8. The shelving system of claim 7, further comprising a clip-on drawer assembly configured for attachment to said shelf units, said drawer assembly including a drawer, said drawer having dimensions such that it can be packed between two of said shelves when placed in abutment for storage without increasing a gross volume occupied by said two shelves.

9. The shelving system of claim 1, further comprising:

(a) a drawer frame configured for snap-on attachment to the underside of one of said shelves; and

(b) a drawer slidably receivable within said drawer frame.
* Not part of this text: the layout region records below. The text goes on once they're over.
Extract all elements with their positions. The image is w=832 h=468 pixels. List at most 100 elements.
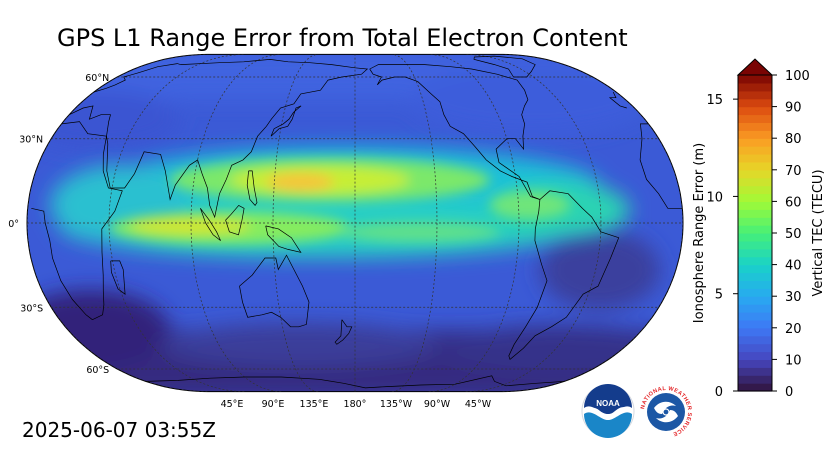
colorbar-band bbox=[738, 233, 772, 242]
coastline bbox=[110, 260, 126, 295]
graticule-meridian bbox=[108, 54, 245, 392]
coastline bbox=[93, 63, 627, 109]
colorbar-band bbox=[738, 280, 772, 289]
colorbar-band bbox=[738, 319, 772, 329]
colorbar-band bbox=[738, 304, 772, 313]
colorbar-band bbox=[738, 351, 772, 360]
timestamp: 2025-06-07 03:55Z bbox=[22, 418, 216, 442]
colorbar-band bbox=[738, 177, 772, 187]
colorbar-band bbox=[738, 161, 772, 171]
colorbar-right-tick-label: 80 bbox=[785, 132, 802, 147]
colorbar-band bbox=[738, 335, 772, 345]
colorbar-right-tick-label: 20 bbox=[785, 322, 802, 337]
longitude-label: 180° bbox=[344, 399, 367, 410]
graticule-meridian bbox=[27, 54, 208, 392]
colorbar-band bbox=[738, 90, 772, 100]
agency-logos: NOAA NATIONAL WEATHER SERVICE bbox=[581, 384, 692, 438]
colorbar-right-tick-label: 30 bbox=[785, 290, 802, 305]
colorbar-right-tick-label: 60 bbox=[785, 195, 802, 210]
coastline bbox=[61, 121, 123, 321]
colorbar-band bbox=[738, 296, 772, 305]
colorbar-left-tick-label: 15 bbox=[706, 93, 723, 108]
colorbar-right-tick-label: 40 bbox=[785, 259, 802, 274]
colorbar-band bbox=[738, 122, 772, 131]
colorbar-band bbox=[738, 154, 772, 163]
colorbar-band bbox=[738, 209, 772, 218]
colorbar-left-tick-label: 5 bbox=[715, 288, 723, 303]
graticule bbox=[27, 54, 683, 392]
chart-title: GPS L1 Range Error from Total Electron C… bbox=[57, 24, 628, 52]
coastline bbox=[31, 207, 93, 320]
coastline bbox=[69, 59, 369, 219]
coastlines bbox=[31, 55, 683, 389]
coastline bbox=[270, 105, 302, 137]
longitude-label: 90°W bbox=[424, 399, 451, 410]
colorbar-band bbox=[738, 248, 772, 258]
colorbar-left-axis: 0 5 10 15 bbox=[706, 93, 738, 400]
nws-logo: NATIONAL WEATHER SERVICE bbox=[640, 386, 692, 438]
colorbar-right-tick-label: 0 bbox=[785, 385, 793, 400]
longitude-label: 135°E bbox=[300, 399, 329, 410]
coastline bbox=[473, 55, 536, 78]
longitude-label: 45°E bbox=[221, 399, 244, 410]
coastline bbox=[334, 319, 353, 345]
colorbar-band bbox=[738, 256, 772, 266]
latitude-label: 0° bbox=[8, 219, 19, 230]
colorbar-band bbox=[738, 288, 772, 297]
latitude-label: 60°S bbox=[86, 365, 109, 376]
colorbar-right-tick-label: 10 bbox=[785, 353, 802, 368]
latitude-label: 30°N bbox=[19, 135, 43, 146]
noaa-logo: NOAA bbox=[581, 384, 635, 438]
colorbar-band bbox=[738, 359, 772, 368]
colorbar-band bbox=[738, 225, 772, 234]
longitude-labels: 45°E 90°E 135°E 180° 135°W 90°W 45°W bbox=[221, 399, 492, 410]
colorbar-left-tick-label: 10 bbox=[706, 190, 723, 205]
graticule-meridian bbox=[391, 54, 438, 392]
colorbar-band bbox=[738, 98, 772, 108]
colorbar-band bbox=[738, 272, 772, 281]
longitude-label: 135°W bbox=[380, 399, 413, 410]
coastline bbox=[246, 170, 258, 206]
colorbar-band bbox=[738, 75, 772, 84]
colorbar-band bbox=[738, 106, 772, 116]
colorbar-band bbox=[738, 169, 772, 179]
colorbar-left-tick-label: 0 bbox=[715, 385, 723, 400]
colorbar-band bbox=[738, 343, 772, 353]
colorbar-band bbox=[738, 217, 772, 226]
colorbar-right-tick-label: 70 bbox=[785, 164, 802, 179]
colorbar-bands bbox=[738, 75, 772, 392]
colorbar-right-axis: 0 10 20 30 40 50 60 70 80 90 100 bbox=[772, 69, 810, 400]
colorbar-band bbox=[738, 130, 772, 139]
colorbar-band bbox=[738, 367, 772, 376]
colorbar-right-title: Vertical TEC (TECU) bbox=[811, 169, 826, 296]
coastline bbox=[265, 225, 302, 253]
colorbar-band bbox=[738, 146, 772, 155]
colorbar-band bbox=[738, 114, 772, 123]
colorbar-band bbox=[738, 383, 772, 392]
colorbar-band bbox=[738, 201, 772, 210]
colorbar-band bbox=[738, 264, 772, 274]
colorbar-band bbox=[738, 240, 772, 250]
graticule-meridian bbox=[465, 54, 602, 392]
noaa-logo-text: NOAA bbox=[596, 399, 620, 408]
coastline bbox=[639, 123, 683, 209]
colorbar-right-tick-label: 90 bbox=[785, 101, 802, 116]
coastline bbox=[369, 64, 541, 200]
colorbar-left-title: Ionosphere Range Error (m) bbox=[692, 143, 707, 323]
coastline bbox=[508, 190, 620, 360]
coastline bbox=[225, 204, 245, 236]
colorbar-band bbox=[738, 138, 772, 147]
colorbar-band bbox=[738, 312, 772, 321]
colorbar-band bbox=[738, 375, 772, 384]
longitude-label: 90°E bbox=[262, 399, 285, 410]
colorbar-extend-arrow bbox=[736, 58, 774, 76]
longitude-label: 45°W bbox=[465, 399, 492, 410]
colorbar-band bbox=[738, 193, 772, 202]
colorbar-right-tick-label: 100 bbox=[785, 69, 810, 84]
latitude-label: 60°N bbox=[85, 73, 109, 84]
latitude-labels: 60°N 30°N 0° 30°S 60°S bbox=[8, 73, 109, 376]
colorbar-band bbox=[738, 185, 772, 195]
coastline bbox=[239, 254, 310, 328]
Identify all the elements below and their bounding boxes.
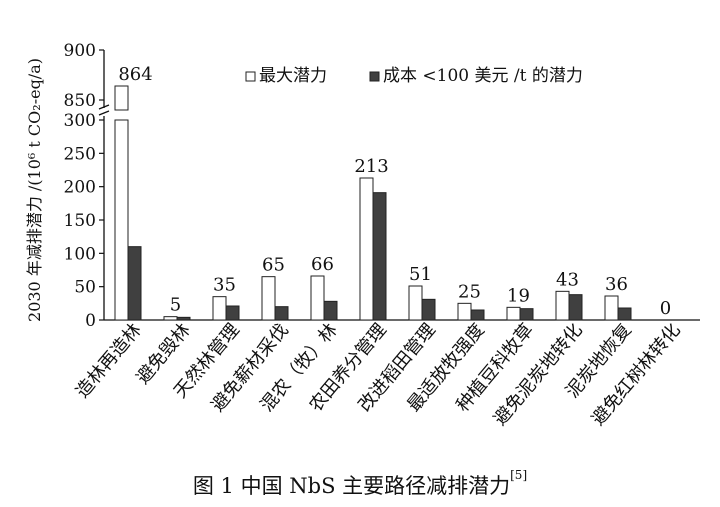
bar-max-potential [408,285,423,321]
bar-low-cost-potential [470,309,485,321]
bar-low-cost-potential [568,294,583,321]
y-tick-label: 850 [64,91,96,111]
y-tick-label: 900 [64,41,96,61]
bar-max-potential [359,177,374,321]
legend-swatch-max [245,71,256,82]
category-label: 避免泥炭地转化 [490,320,587,430]
bar-value-label: 213 [354,156,388,177]
y-tick-label: 300 [64,111,96,131]
bar-value-label: 36 [605,274,628,295]
legend-label-low-cost: 成本 <100 美元 /t 的潜力 [383,66,583,86]
bar-max-potential [555,290,570,321]
caption-text: 图 1 中国 NbS 主要路径减排潜力 [192,474,511,498]
bar-value-label: 25 [458,281,481,302]
bar-max-potential [506,306,521,321]
y-tick-label: 150 [64,211,96,231]
y-tick-label: 50 [74,278,96,298]
category-label: 避免红树林转化 [588,320,685,430]
bar-max-potential [261,276,276,321]
bar-low-cost-potential [617,307,632,321]
bar-max-potential [163,316,178,321]
bar-value-label: 0 [660,298,671,319]
chart-bars [114,85,632,321]
y-tick-label: 250 [64,144,96,164]
bar-value-label: 5 [170,295,181,316]
figure-caption: 图 1 中国 NbS 主要路径减排潜力[5] [0,468,720,500]
bar-max-potential [457,302,472,321]
bar-value-label: 65 [262,255,285,276]
legend-swatch-low-cost [369,71,380,82]
bar-low-cost-potential [225,305,240,321]
bar-max-potential [114,119,129,321]
chart-legend: 最大潜力 成本 <100 美元 /t 的潜力 [245,66,583,86]
bar-low-cost-potential [176,316,191,321]
y-tick-label: 0 [85,311,96,331]
bar-max-potential [604,295,619,321]
bar-max-potential [212,296,227,321]
y-tick-label: 100 [64,244,96,264]
bar-value-label: 864 [118,64,152,85]
bar-low-cost-potential [519,308,534,321]
legend-label-max: 最大潜力 [259,66,327,86]
y-tick-label: 200 [64,178,96,198]
bar-low-cost-potential [421,298,436,321]
caption-reference: [5] [510,468,528,482]
bar-max-potential-upper [114,85,129,111]
bar-value-label: 35 [213,275,236,296]
bar-low-cost-potential [127,246,142,321]
bar-value-label: 19 [507,285,530,306]
bar-value-label: 43 [556,269,579,290]
y-axis-break-marker [98,104,110,116]
bar-low-cost-potential [274,306,289,321]
bar-max-potential [310,275,325,321]
y-axis-label: 2030 年减排潜力 /(10⁶ t CO₂-eq/a) [25,58,44,322]
bar-value-label: 51 [409,264,432,285]
category-label: 造林再造林 [72,320,146,402]
bar-low-cost-potential [323,300,338,321]
bar-low-cost-potential [372,192,387,321]
bar-value-label: 66 [311,254,334,275]
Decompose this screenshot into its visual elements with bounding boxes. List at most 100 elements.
10. The shelving system of claim 9, wherein at least one of said shelves and said drawer frame feature corresponding attachment holes, the system further comprising a plurality of snap-in flexible rivets snapably receivable within corresponding attachment holes of said at least one of said shelves and said drawer frame for attaching said drawer frame to one of said shelves.

11. The shelving system of claim 10, wherein each of said flexible rivets has a central bore, the system further comprising a plurality of locking pins to be inserted into said central bores after attachment of said drawer frame, said locking pins being configured so as to limit deformation of said flexible rivets, thereby preventing their removal.